Updated studies indicate there are nearly 1 million more ounces of gold at Lancaster County’s Haile Gold Mine than previously thought.
With gold selling at more than $1,700 an ounce, that would be worth more than $1.7 billion extra to the Canadian company that owns the mine.
New estimates indicate there is 29 percent more gold, or 916,000 more ounces, at the site than previously thought, according to a report in the Columbia Regional Business Report.
The total gold resources at the mine, located near the tiny South Carolina town of Kershaw, stands at 4 million ounces, with another 800,000 ounces of inferred resources, according to owner Romarco Minerals Inc.

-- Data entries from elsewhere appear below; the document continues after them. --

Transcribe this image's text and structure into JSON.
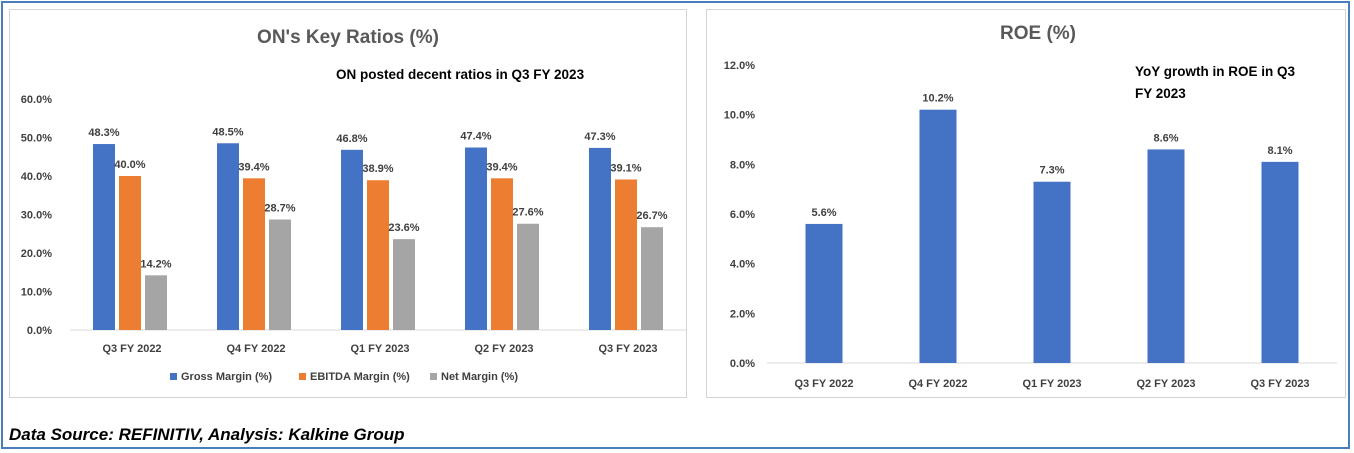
{
  "source_note": "Data Source: REFINITIV, Analysis: Kalkine Group",
  "colors": {
    "gross": "#4472c4",
    "ebitda": "#ed7d31",
    "net": "#a5a5a5",
    "roe": "#4472c4",
    "frame": "#4a7ebb"
  },
  "chart_data": [
    {
      "type": "bar",
      "title": "ON's Key Ratios (%)",
      "annotation": "ON posted decent ratios in Q3 FY 2023",
      "categories": [
        "Q3 FY  2022",
        "Q4 FY 2022",
        "Q1 FY 2023",
        "Q2 FY 2023",
        "Q3 FY 2023"
      ],
      "series": [
        {
          "name": "Gross Margin (%)",
          "values": [
            48.3,
            48.5,
            46.8,
            47.4,
            47.3
          ],
          "labels": [
            "48.3%",
            "48.5%",
            "46.8%",
            "47.4%",
            "47.3%"
          ]
        },
        {
          "name": "EBITDA Margin (%)",
          "values": [
            40.0,
            39.4,
            38.9,
            39.4,
            39.1
          ],
          "labels": [
            "40.0%",
            "39.4%",
            "38.9%",
            "39.4%",
            "39.1%"
          ]
        },
        {
          "name": "Net Margin (%)",
          "values": [
            14.2,
            28.7,
            23.6,
            27.6,
            26.7
          ],
          "labels": [
            "14.2%",
            "28.7%",
            "23.6%",
            "27.6%",
            "26.7%"
          ]
        }
      ],
      "ylim": [
        0,
        60
      ],
      "yticks": [
        0,
        10,
        20,
        30,
        40,
        50,
        60
      ],
      "ytick_labels": [
        "0.0%",
        "10.0%",
        "20.0%",
        "30.0%",
        "40.0%",
        "50.0%",
        "60.0%"
      ],
      "grid": false,
      "legend": "bottom"
    },
    {
      "type": "bar",
      "title": "ROE (%)",
      "annotation_lines": [
        "YoY growth in ROE in Q3",
        "FY 2023"
      ],
      "categories": [
        "Q3 FY  2022",
        "Q4 FY 2022",
        "Q1 FY 2023",
        "Q2 FY 2023",
        "Q3 FY 2023"
      ],
      "series": [
        {
          "name": "ROE (%)",
          "values": [
            5.6,
            10.2,
            7.3,
            8.6,
            8.1
          ],
          "labels": [
            "5.6%",
            "10.2%",
            "7.3%",
            "8.6%",
            "8.1%"
          ]
        }
      ],
      "ylim": [
        0,
        12
      ],
      "yticks": [
        0,
        2,
        4,
        6,
        8,
        10,
        12
      ],
      "ytick_labels": [
        "0.0%",
        "2.0%",
        "4.0%",
        "6.0%",
        "8.0%",
        "10.0%",
        "12.0%"
      ],
      "grid": false,
      "legend": "none"
    }
  ]
}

“This is a very significant system in South Carolina,” said Romarco Chief Executive Diane Garrett. “This really puts South Carolina on the map as having a world-class ore deposit.”
Toronto-based Romarco reopened the Haile Mine, originally established in 1837, in 2010 and expects to pour its first gold bar in early 2014.
The increased estimate is based on additional drilling at the 4,000-acre mine, which was abandoned for at least a decade before Romarco reopened it in 2010.
The latest results indicate that the mine has a much larger ore deposit than initially believed, Garrett added.
“We’ve done a lot of drilling to further define the continuity of the ounces,” Garrett said.
Continued exploration of the site indicates that much of the ore can be mined by open-pit methods, although it appears a considerable amount is underground, according to the Columbia Regional Business Report.
Mining underground deposits is a more expensive process, Garrett said.
The Haile mine is about 20 miles north of Camden. Established by Col. Benjamin Haile, it later furnished gold to the Confederacy before being destroyed by Gen. William Tecumseh Sherman during his devastating march through South Carolina.
The mine languished until the 1880s, when it was revived by new techniques introduced by the legendary German mining engineer Adolf Thies.
Under Thies and his sons, the Haile mine became the largest gold producer in the eastern United States. It closed in 1912, four years after a catastrophic explosion. It also operated briefly during both World War I and World War II, and in the 1990s.
So far, Romarco has spent $300 million on the Haile Gold Mine and will spend another $300 million on the project before production begins, she said.
“By the time we pour the first bar of gold, we will have put $600 million into the ground before making the first dollar,” she said.
Until a few years ago, the mine was dormant, the victim of rising production costs.
But thanks to technology advances and soaring gold prices, Romarco believes the mine can be producing 140,000 ounces of gold annually for at least 12 years, according to the Columbia Regional Business Report.